Adel Khozam
Adel Khozam
Reflections

Reflections

Translated by Raphael Cohen


ON DOORS

A carpenter made a door. He carved it skillfully, ornamented it, decorated it, varnished it and polished it with oil. But as soon as he had hung it at the front of the house, the door marked a forbidden zone that he wasn’t allowed to approach. It became the divider between the secret, mysterious interior and the visible, public exterior. The carpenter was tortured because he made the door and now cannot pass through it to one he loves.

Doors in the Emirates have changed over the last thirty years, as has their function. In the past, doors were left open all day and only shut at night. Children in family neighbourhoods would be in and out of their friends’ and relatives’ houses without needing to ask. Adults never looked into houses when the door was open, and if someone went and knocked on a door, he would stand to one side not directly in front, a pleasing social habit to respect privacy. Of course, none of that happens now. The houses have changed: walls have gone up, doors are closed all day long. The neighbour’s cat no longer slips underneath; birds no longer find a perch in the heat.

There are many symbolic doors. First of all is the mother’s womb we pass through to life, expelled from innocent paradise to desolate chaos, chasing after existential questions. The final door is the grave, the mouth of the earth which, at the fateful moment, gapes for us to enter – a bolus rapidly swallowed up by time. The mouth is the doorway to speech; speech the gateway to meaning and questions; questions the portal to infinity.

* * *

In our Arab life, there are thousands of locked doors, big and small, but the biggest one of all is the doorway to freedom that opens from the heart and mind. At this door, thousands of dogs, executioners and murderers stand guard to prevent thought, hunt down words, slit truth’s throat and scourge every true human expression. They live among us, and we see their effects everyday everywhere: in the newspaper columns that deceive themselves; in the curl of a newscaster’s lip when he reads a report he knows is false; in the silence of a poet ignored on the pavement of fear; in the despair of minds ossified in skulls; in the word ‘no’ when it is crammed into generations that it means ‘yes’.

* * *

For man to realise the deep meanings of the door, first he must try to pause on the threshold, not entering or leaving.

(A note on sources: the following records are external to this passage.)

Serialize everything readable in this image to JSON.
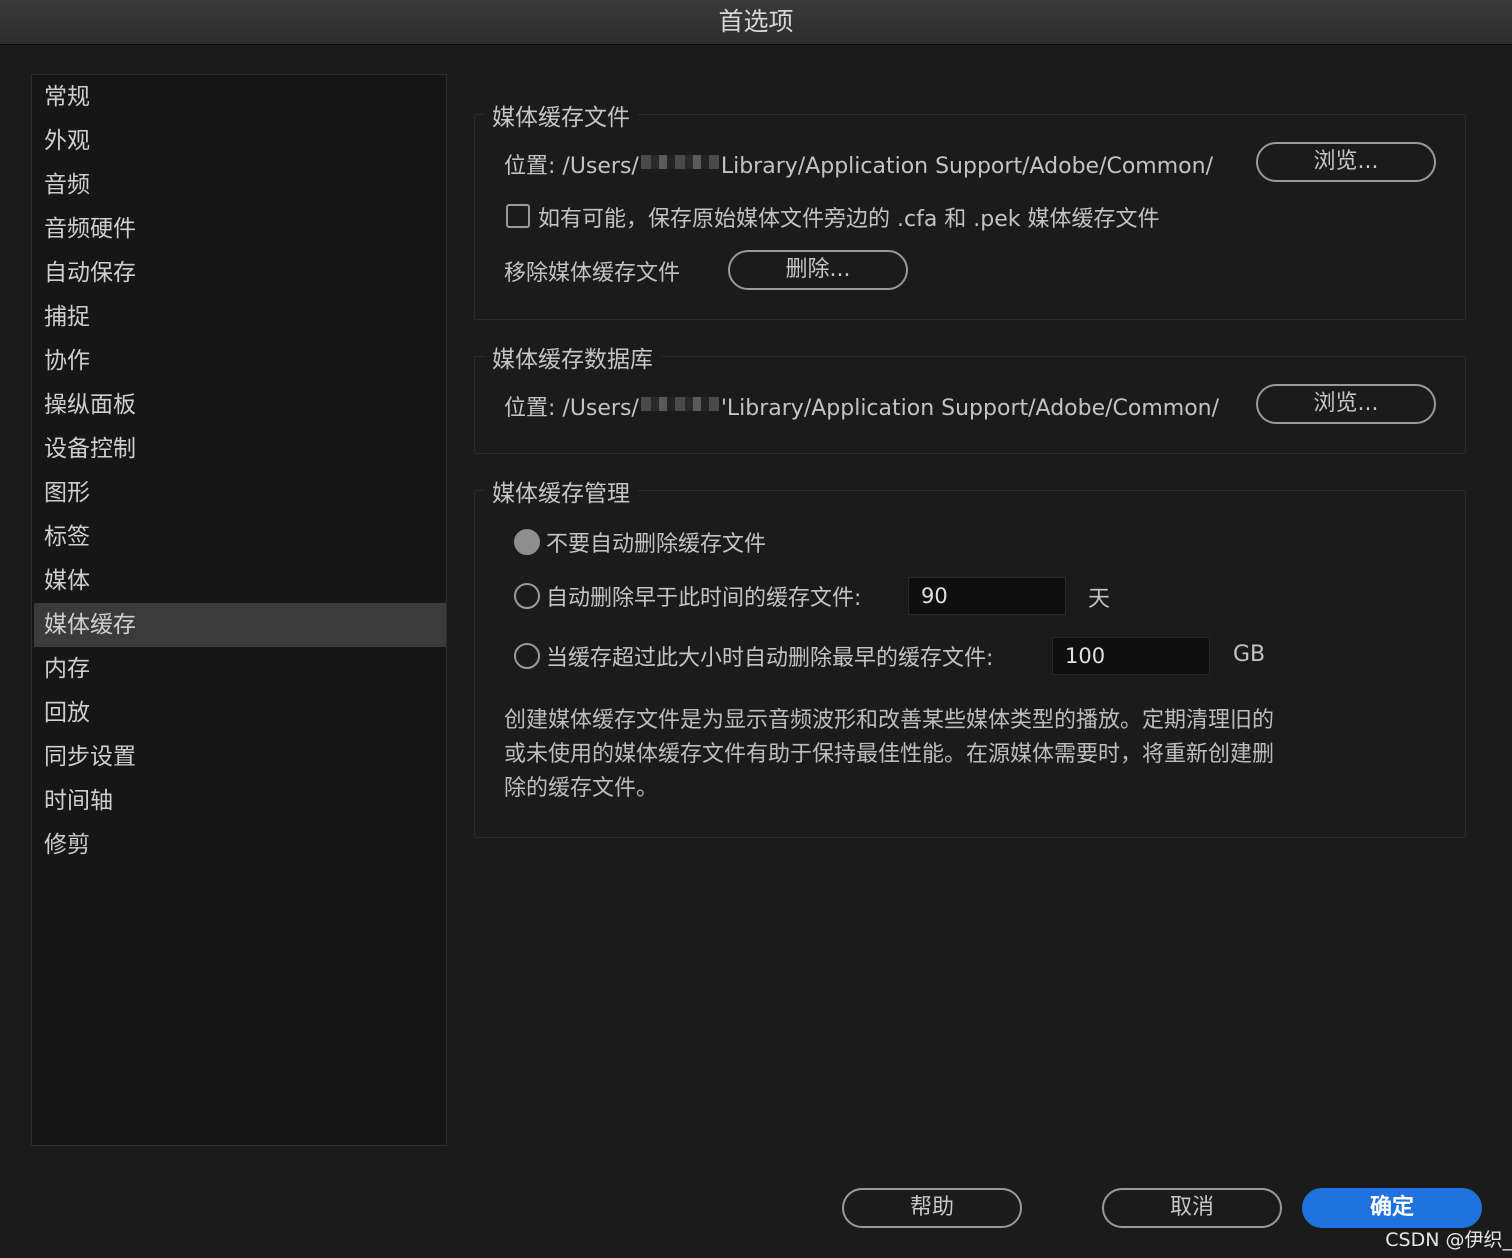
{
  "window": {
    "title": "首选项"
  },
  "sidebar": {
    "items": [
      {
        "label": "常规"
      },
      {
        "label": "外观"
      },
      {
        "label": "音频"
      },
      {
        "label": "音频硬件"
      },
      {
        "label": "自动保存"
      },
      {
        "label": "捕捉"
      },
      {
        "label": "协作"
      },
      {
        "label": "操纵面板"
      },
      {
        "label": "设备控制"
      },
      {
        "label": "图形"
      },
      {
        "label": "标签"
      },
      {
        "label": "媒体"
      },
      {
        "label": "媒体缓存",
        "selected": true
      },
      {
        "label": "内存"
      },
      {
        "label": "回放"
      },
      {
        "label": "同步设置"
      },
      {
        "label": "时间轴"
      },
      {
        "label": "修剪"
      }
    ]
  },
  "cache_files": {
    "title": "媒体缓存文件",
    "location_prefix": "位置: /Users/",
    "location_suffix": "Library/Application Support/Adobe/Common/",
    "browse_label": "浏览...",
    "save_beside_label": "如有可能，保存原始媒体文件旁边的 .cfa 和 .pek 媒体缓存文件",
    "save_beside_checked": false,
    "remove_label": "移除媒体缓存文件",
    "delete_label": "删除..."
  },
  "cache_db": {
    "title": "媒体缓存数据库",
    "location_prefix": "位置: /Users/",
    "location_suffix": "'Library/Application Support/Adobe/Common/",
    "browse_label": "浏览..."
  },
  "cache_mgmt": {
    "title": "媒体缓存管理",
    "option_never": "不要自动删除缓存文件",
    "option_older": "自动删除早于此时间的缓存文件:",
    "older_value": "90",
    "older_unit": "天",
    "option_size": "当缓存超过此大小时自动删除最早的缓存文件:",
    "size_value": "100",
    "size_unit": "GB",
    "selected_option": "never",
    "description_lines": [
      "创建媒体缓存文件是为显示音频波形和改善某些媒体类型的播放。定期清理旧的",
      "或未使用的媒体缓存文件有助于保持最佳性能。在源媒体需要时，将重新创建删",
      "除的缓存文件。"
    ]
  },
  "footer": {
    "help_label": "帮助",
    "cancel_label": "取消",
    "ok_label": "确定",
    "accent_color": "#1f72e0"
  },
  "watermark": "CSDN @伊织_"
}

Hakeem the Wise sat on a boulder and wrote the following lines:

However big the lock, it can easily be broken.
Keys still work even when covered in rust.
The thief hates the door more than the wall.
People’s hearts are easily accessed through the doorway of love.



THE STATIONS OF HAKEEM

The first station

Hakeem the Wise used to sit on a boulder in a far-off village, addressing the people on virtue, morality and the forsaking of worldly pleasure. But the inhabitants, together with their wise man, abandoned the villages years ago and settled in the suburbs, dazzled by the neon lights of the night and the mixed, hybrid forms of incomers from all over the Earth seeking wealth, fame and status. But after five years of contemplating the city, its people and its architecture, Hakeem the Wise wrote the following note:
The greatest city in the world is a sheet of paper
The greatest lighthouse is the pen
The greatest temple is labour
The greatest grave is effacement
The greatest street is a line
The greatest vehicle is to look
The greatest television is dreaming
The greatest radio is silence


The second station

An ordinary man in the city was seeking the essence of his individuality, so he went into isolation in a far-off village where he contemplated the meaning of the cycle of the moon, the twinkling of stars in the dark nights, the whistling of the wind blowing from the north, the murmurings from behind the hill that nobody understood. After five years the big-city man became wise in the small village and addressed the people:
The greatest ink is rain
The greatest labour is meditation
But the inhabitants had wearied of the words of the wise. So they picked him up and threw him into the sea. Afterwards their lives were peace and quiet, not disturbed by ringing speeches or hollow words.


The third station

Hakeem the Wise abandoned the village and the city and chose to dwell alone, fasting, in a cave beyond a far-off mountain. After five years of total isolation, he realised that understanding the world begins with silence and remoteness from others. Only then is the secret of life gradually revealed and disclosed. Before he died Hakeem the Wise wrote on the wall of his cave:

In being alone lies your perfection
Close your eyes to see infinity
Listen to your core to hear the universe echo
Cleanse your mind of every thought, black or white
It’s an illusion to believe that your homeland is this minor world,
forgetting, like the rest,
that your greater homeland is all creation.